La peur originelle paralysante de l'être humain

La peur des reptiles et des serpents est ainsi profondément gravée dans la psyché de l'humain, puisqu'elle réveille généralement dans nos mémoires-programmes karmiques des traumatismes très profonds essentiellement liés à la (véritable) genèse de l'humanité. Ces traumatismes peuvent réveiller des mémoires de soumission/victimisation, provoquant chez l'individu des comportements d'auto-défense se manifestant généralement par des attitudes de rébellion, de révolte... Cette peur peut aussi engendrer des schémas de passivité, de résignation, d'injustice..., ces types de comportements provenant simplement de la génétique de certaines races reptiliennes pacifiques et inoffensives.

Ces traumatismes peuvent également réveiller des mémoires de domination/prédation, qui sont plutôt liées aux mâles des races belliqueuses reptiliennes. Ainsi, certains individus transportent encore aujourd'hui dans leur processus karmique de gros programmes non résolus de prédateur, de violeur, de tueur, de dominateur, provenant de l'ADN de ces races reptiliennes extrêmement agressives. Certains les expriment généralement par des attitudes violentes dans leur milieu de vie, pouvant devenir jusqu'à quasi-criminelles dans des cercles fermés et privés, comme par exemple dans des rituels sataniques, pédocriminels ou autres... En conséquence, beaucoup d'individus bannissent de leur psyché ces lignes temporelles spécifiquement reptiliennes et rejettent toute possibilité d'existence de leur Âme à ce moment-là.

Dans les mémoires cellulaires de chacun, l'empreinte de cette ère reste de ce fait très vive. Pourtant, pour la plupart des humains, l'idée d'une civilisation reptilienne leur est totalement inconcevable. Même dans le milieu du New Age, ces lignes temporelles reptiliennes sont pour la plupart du temps évincées et considérées comme obsolètes voire fantaisistes. De plus, la plupart des humains ignorent que la civilisation reptilienne proto-sumérienne correspond à celle de la Lémurie. De sorte que la Lémurie est très souvent confondue avec une civilisation d'amour, de paix et de joie, alors que la réalité est toute autre.

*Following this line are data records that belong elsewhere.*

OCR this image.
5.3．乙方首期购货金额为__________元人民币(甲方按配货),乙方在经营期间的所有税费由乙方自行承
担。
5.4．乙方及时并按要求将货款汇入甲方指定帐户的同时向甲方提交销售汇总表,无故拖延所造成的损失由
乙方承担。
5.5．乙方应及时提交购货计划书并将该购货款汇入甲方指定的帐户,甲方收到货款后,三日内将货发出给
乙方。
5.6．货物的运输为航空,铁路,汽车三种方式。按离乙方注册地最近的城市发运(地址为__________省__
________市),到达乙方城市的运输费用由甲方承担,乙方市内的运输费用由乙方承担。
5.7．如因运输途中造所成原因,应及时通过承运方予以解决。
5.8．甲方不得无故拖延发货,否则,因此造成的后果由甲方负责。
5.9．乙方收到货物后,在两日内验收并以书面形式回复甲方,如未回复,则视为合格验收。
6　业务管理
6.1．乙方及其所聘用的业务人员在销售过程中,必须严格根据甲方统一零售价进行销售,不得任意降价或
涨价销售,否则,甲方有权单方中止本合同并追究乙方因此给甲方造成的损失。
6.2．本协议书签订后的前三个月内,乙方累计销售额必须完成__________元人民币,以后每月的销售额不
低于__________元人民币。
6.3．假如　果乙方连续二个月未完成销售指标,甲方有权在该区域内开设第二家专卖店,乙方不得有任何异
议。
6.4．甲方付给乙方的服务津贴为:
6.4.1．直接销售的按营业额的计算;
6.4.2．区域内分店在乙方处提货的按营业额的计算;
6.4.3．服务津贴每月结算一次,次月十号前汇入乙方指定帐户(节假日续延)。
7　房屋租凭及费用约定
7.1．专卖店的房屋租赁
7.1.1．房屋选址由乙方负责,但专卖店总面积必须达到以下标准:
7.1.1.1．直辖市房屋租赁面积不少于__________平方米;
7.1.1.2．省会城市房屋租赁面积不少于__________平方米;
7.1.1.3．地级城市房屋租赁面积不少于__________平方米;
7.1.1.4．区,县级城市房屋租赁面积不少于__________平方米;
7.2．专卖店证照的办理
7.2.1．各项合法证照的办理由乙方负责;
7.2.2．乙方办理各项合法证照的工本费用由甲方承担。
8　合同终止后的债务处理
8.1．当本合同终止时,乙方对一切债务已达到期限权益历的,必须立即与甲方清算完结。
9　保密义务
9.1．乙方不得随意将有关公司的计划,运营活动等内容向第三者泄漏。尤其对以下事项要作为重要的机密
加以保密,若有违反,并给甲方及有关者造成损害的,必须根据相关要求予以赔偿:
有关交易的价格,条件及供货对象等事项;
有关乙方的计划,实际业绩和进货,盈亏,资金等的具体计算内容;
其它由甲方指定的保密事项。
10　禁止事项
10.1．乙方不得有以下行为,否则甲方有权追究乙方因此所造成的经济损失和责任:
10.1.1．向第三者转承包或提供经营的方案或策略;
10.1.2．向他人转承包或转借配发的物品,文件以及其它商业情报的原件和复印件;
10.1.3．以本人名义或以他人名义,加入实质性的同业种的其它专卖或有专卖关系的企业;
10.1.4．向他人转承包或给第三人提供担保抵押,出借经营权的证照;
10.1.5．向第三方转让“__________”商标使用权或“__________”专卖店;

Par le piège de la croyance du temps linéaire, la période reptilienne fait partie pour la quasi-totalité des individus " d'un passé extrêmement lointain ". De ce fait, nombreux sont ceux qui n'ont pas conscience que les Âmes incarnant les entités reptiliennes "Anunnaki ", créateurs des premiers spécimens humains, sont elles-mêmes à nouveau incarnées dans un espace-temps vibratoire différent, c'est à dire aujourd'hui sous la physionomie d'un corps humain.

Un archétype biblique

Le Léviathan est dans la Bible un monstre marin à plusieurs têtes, qui apparaît dans les Psaumes (74:14 et 104:26), le livre d'Isaïe (27:1), le livre de Job (3:8, 40:25 et 41:1) et dans le Talmud, évoquant des animaux révoltés contre le Créateur et que Celui-ci détruit.

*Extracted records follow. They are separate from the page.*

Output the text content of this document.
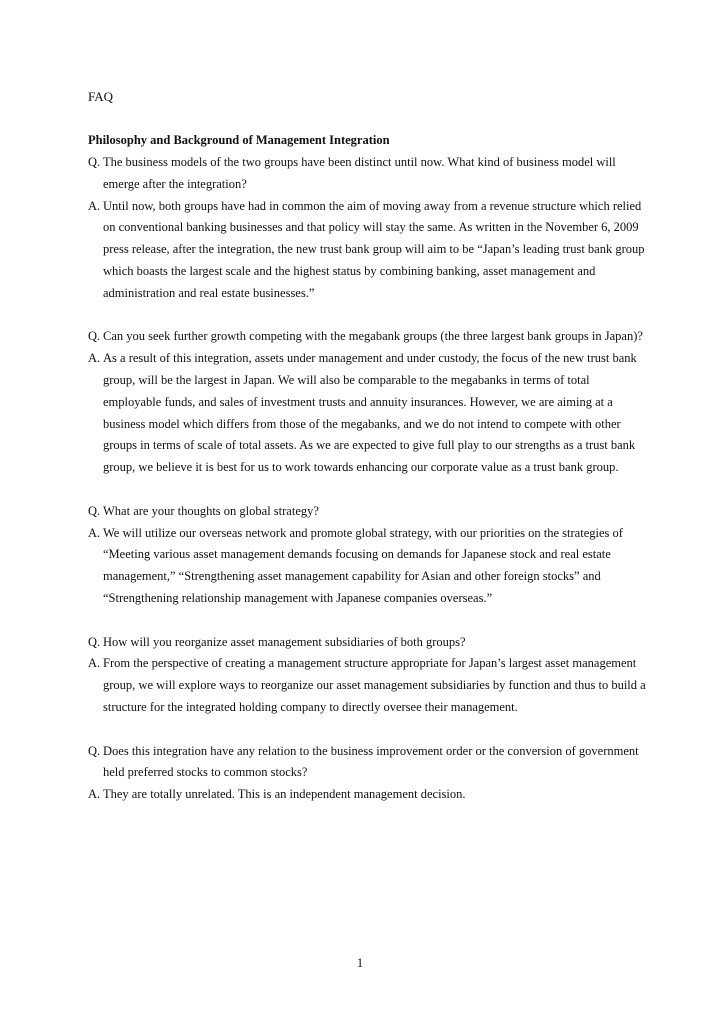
FAQ
Philosophy and Background of Management Integration
Q. The business models of the two groups have been distinct until now. What kind of business model will emerge after the integration?
A. Until now, both groups have had in common the aim of moving away from a revenue structure which relied on conventional banking businesses and that policy will stay the same. As written in the November 6, 2009 press release, after the integration, the new trust bank group will aim to be “Japan’s leading trust bank group which boasts the largest scale and the highest status by combining banking, asset management and administration and real estate businesses.”
Q. Can you seek further growth competing with the megabank groups (the three largest bank groups in Japan)?
A. As a result of this integration, assets under management and under custody, the focus of the new trust bank group, will be the largest in Japan. We will also be comparable to the megabanks in terms of total employable funds, and sales of investment trusts and annuity insurances. However, we are aiming at a business model which differs from those of the megabanks, and we do not intend to compete with other groups in terms of scale of total assets. As we are expected to give full play to our strengths as a trust bank group, we believe it is best for us to work towards enhancing our corporate value as a trust bank group.
Q. What are your thoughts on global strategy?
A. We will utilize our overseas network and promote global strategy, with our priorities on the strategies of “Meeting various asset management demands focusing on demands for Japanese stock and real estate management,” “Strengthening asset management capability for Asian and other foreign stocks” and “Strengthening relationship management with Japanese companies overseas.”
Q. How will you reorganize asset management subsidiaries of both groups?
A. From the perspective of creating a management structure appropriate for Japan’s largest asset management group, we will explore ways to reorganize our asset management subsidiaries by function and thus to build a structure for the integrated holding company to directly oversee their management.
Q. Does this integration have any relation to the business improvement order or the conversion of government held preferred stocks to common stocks?
A. They are totally unrelated. This is an independent management decision.
1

Cette lutte reflète un mythe très connu des sources pré-bibliques, le combat primordial entre le Créateur et les forces marines personnifiant le Chaos, qu'on retrouve chez les Hittites (le dragon Illuyankas), en Mésopotamie (bataille de Marduk et Tiamat), et dans le mythe Phénicien-Ougarit de Baal et Anat dressés contre divers monstres marins (dont l'un est Lotan).

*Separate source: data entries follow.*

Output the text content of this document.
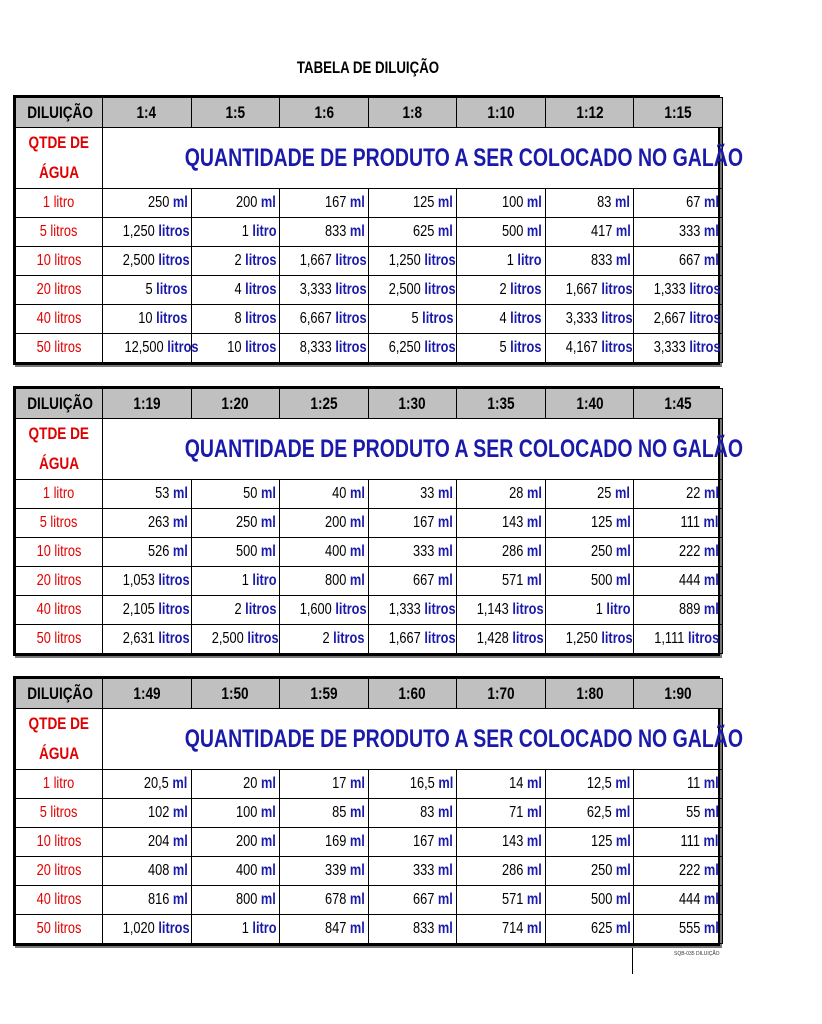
TABELA DE DILUIÇÃO
DILUIÇÃO	1:4	1:5	1:6	1:8	1:10	1:12	1:15
QTDE DE
ÁGUA	QUANTIDADE DE PRODUTO A SER COLOCADO NO GALÃO						
1 litro	250 ml	200 ml	167 ml	125 ml	100 ml	83 ml	67 ml
5 litros	1,250 litros	1 litro	833 ml	625 ml	500 ml	417 ml	333 ml
10 litros	2,500 litros	2 litros	1,667 litros	1,250 litros	1 litro	833 ml	667 ml
20 litros	5 litros	4 litros	3,333 litros	2,500 litros	2 litros	1,667 litros	1,333 litros
40 litros	10 litros	8 litros	6,667 litros	5 litros	4 litros	3,333 litros	2,667 litros
50 litros	12,500 litros	10 litros	8,333 litros	6,250 litros	5 litros	4,167 litros	3,333 litros
DILUIÇÃO	1:19	1:20	1:25	1:30	1:35	1:40	1:45
QTDE DE
ÁGUA	QUANTIDADE DE PRODUTO A SER COLOCADO NO GALÃO						
1 litro	53 ml	50 ml	40 ml	33 ml	28 ml	25 ml	22 ml
5 litros	263 ml	250 ml	200 ml	167 ml	143 ml	125 ml	111 ml
10 litros	526 ml	500 ml	400 ml	333 ml	286 ml	250 ml	222 ml
20 litros	1,053 litros	1 litro	800 ml	667 ml	571 ml	500 ml	444 ml
40 litros	2,105 litros	2 litros	1,600 litros	1,333 litros	1,143 litros	1 litro	889 ml
50 litros	2,631 litros	2,500 litros	2 litros	1,667 litros	1,428 litros	1,250 litros	1,111 litros
DILUIÇÃO	1:49	1:50	1:59	1:60	1:70	1:80	1:90
QTDE DE
ÁGUA	QUANTIDADE DE PRODUTO A SER COLOCADO NO GALÃO						
1 litro	20,5 ml	20 ml	17 ml	16,5 ml	14 ml	12,5 ml	11 ml
5 litros	102 ml	100 ml	85 ml	83 ml	71 ml	62,5 ml	55 ml
10 litros	204 ml	200 ml	169 ml	167 ml	143 ml	125 ml	111 ml
20 litros	408 ml	400 ml	339 ml	333 ml	286 ml	250 ml	222 ml
40 litros	816 ml	800 ml	678 ml	667 ml	571 ml	500 ml	444 ml
50 litros	1,020 litros	1 litro	847 ml	833 ml	714 ml	625 ml	555 ml
SQB-035 DILUIÇÃO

En réalité, il constitue une figure manipulée, qui a été ajoutée sous forme de la constellation Cetus (la Baleine) dans le Zodiaque de Denderah, base astrologique pour la prêtrise dévoyée au service des élites gouvernantes *. Elle avait pour fonction d'enseigner aux humains une vision basée sur la peur et la culpabilité d'un divin tout puissant, celui-ci empêchant l'humain de trouver en lui-même les clés de sa libération. C'est ainsi que la constellation dite la Baleine domine le zodiaque depuis le Triangle des Poissons, avec comme figure un monstre qui tient à la fois de l'hippopotame, du crocodile et du serpent, créé soi-disant par Dieu pour en faire le jouet de ses enfants. Ce Léviathan, serpent lové qu'on réveille, présente des analogies avec le Kundalini, serpent lové symbolique du yoga indien. Isaïe (27, 1) l'appelle le dragon à la fuite rapide, le monstre qui est dans la mer, à jamais l'ennemi de Dieu. Grand amiral et gouverneur des contrées maritimes de l'empire infernal, il est très menteur et difficile à exorciser. Il s'efforce de posséder les humains, surtout les femmes (caractère patriarcal de l'interprétation biblique...), et enseigne la tromperie. Chez plusieurs peintres célèbres, sa gueule monstrueuse figure l'entrée des Enfers.

Une tradition rabbinique en a fait un démon androgyne qui, sous la forme masculine (Samaël), aurait séduit Eve, et même Adam sous une incarnation féminine, la femme mauvaise et méchante, la mauvaise reine complice du pouvoir et de l’État, Lilith.

* Cf. Le modèle européen décodé (1) Un ADN impérial païen.

 

Symbolique métaphysique de l'égo

Le cerveau est l'organe qui perçoit et décode le flux de photons, soit la lumière/ information. Il remplit la fonction du réseau électronique comme celui d'un ordinateur. L'égo quant à lui est la partie qui interprète ce que le cerveau déchiffre. Il représente la partie de la conscience qui s'identifie au corps, donc à la matière. Il est en quelque sorte un champ magnétique qui projette une partie de la conscience dans la " réalité " de notre incarnation, mais qui censure notre conscience multidimensionnelle, celle d'autres plans de réalité comme de conscience.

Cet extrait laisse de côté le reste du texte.